Hey y'all lovely souls, please pardon me for any grammatical errors or sentence structures as i haven't been blogging often. The title of the post is ''Gib Nicht Auf' which means 'Don't give up' in German. If there are any German friends reading this, correct me if i'm wrong because i got it from Google Translate.
English translation of part of a German song: Gib Nicht Auf
"Do me a favor, don't give up;
Even if you're thinking now,
That you'll never get out of this jam.
Even if it's sometimes hard,
and you think life makes no sense,
See that the sun still rises again!!"
Even if you're thinking now,
That you'll never get out of this jam.
Even if it's sometimes hard,
and you think life makes no sense,
See that the sun still rises again!!"
You guys can go look up for that song if you would like to. I don't know German well, neither do i listen to German songs, i do think this song has very meaningful lyrics.
If y'all still remembered what i mentioned in the previous blog post, i did say that i felt lost, at that point in time. I did a lot of thinking these few days or lately for weeks, some things do happen for a reason. Sometimes, more than just a reason.
There are times when you feel like you can't fit in to your friends' conversation because you don't know what to say. That's me most of the times. I find it hard to express my thoughts or feelings in real life. This makes me wanna keep quiet and be silent because sometimes it's just hard to get my point across. Indeed, occasionally, i feel like people don't understand or that they don't wanna understand. This lead to me being quiet and keeping silent. I don't want to ruin the mood or anything. I myself agree that i am a keyboard warrior. People who know me in reality, could or might be able to tell the difference. I think i 'speak' better online than in real life.
If you, who are reading this now, feels the same, don't worry, we are all in this together. We are humans, we are not robots. We are allowed to be different and be flawed. We gotta accept the fact that there's nothing called PERFECTION. Being imperfect is a form of flawed perfection as well. But then again, what really is perfection??
There are happenings in our lives that we often use our eyes to see and use our minds to perceive. We hardly use our hearts to feel. We are actually missing out on life, on living in this beautiful world. We are missing out the chance of communicating with one another. We are forgetting the simplest thing to do - talk/communicate/feel.
Don't you think so??
How often do you talk to your parents while using your mobile devices?? Almost all the time.
How often do you walk while using your electronics devices?? Most of the time.
How often do you really sit down with a group of friends and just talk without looking or touching your handphones?? NONE.
Maybe it's time we reflect on our actions and start doing something. Are we humans or are we robots?? Do you wanna humanize the society or do you wanna be humanized by your devices??

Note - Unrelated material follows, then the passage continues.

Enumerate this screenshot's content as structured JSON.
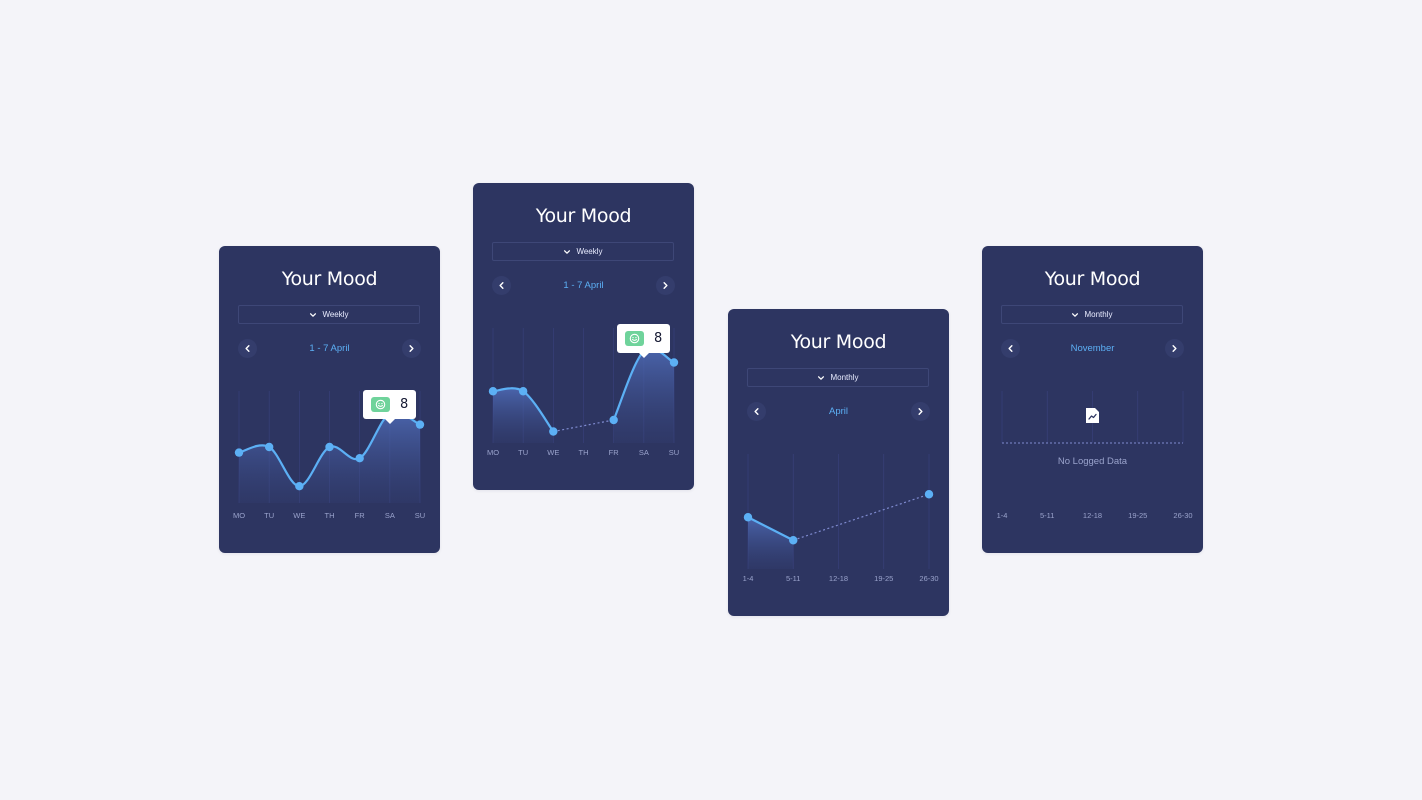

There are certain things in life we can't do much about. We can't change the fact that it happened. We won't always find out the reason why it happened. We won't always get what we want. And we got to accept and live with it. I was so used to blaming myself for every negative shits that happened in my life. Till some point in time, there was really nothing i could do to undo what has already happened.
Instead of asking and blaming yourself with questions like:
"If only i had..."
"Maybe i should have..."
"It was all my fault..."
You could actually do something about it. Find out the problem and solve it. What do you hope to take away from the self-blaming?? What do you expect to happen when you say all these nasty comments about yourself?? What do you really want??
If you have a conflict with someone, talk things out. Indeed, it's not easy and it takes one to muster a lot of courage to do so. But, you never know what the outcome would be if you don't try. It doesn't hurt to try. Maybe you are afraid of what lies ahead. Maybe you're afraid of the uncertain. Just do it. Just try. Just go.
Confrontation face-to-face is quite tough and things could spiral out of control. But, that's where communication comes in and play a vital role. Conflicts happen when there's no communications. At least that's what i think. Find the root cause and aid it.
If you have a crush on someone, say it. You never know when's your next chance. (Trust me, at this point in time when i'm typing this, i'm guilty as charged. I'll never have the courage to confess because i fear rejections, i fear that my insecurities would be in my way, i fear things go wrong, i fear friendships would be ruin, i fear of so many things i can't quite put my finger to it.) So believe me when i say i know how it feels. People might tell you to man up and confess. Easier said than done. Been there. Done that.
Confession seems like an easy thing to do but it really isn't. For those who attempted and succeeded, i applaud your courageous act in pursuing something you want. For those who attempted but failed, you are not alone. Don't get discouraged by it. They always say: good things come to those who wait. For those who dare not to try, it's really okay. You can take your time, No one is gonna force you to do something that you don't feel comfortable in.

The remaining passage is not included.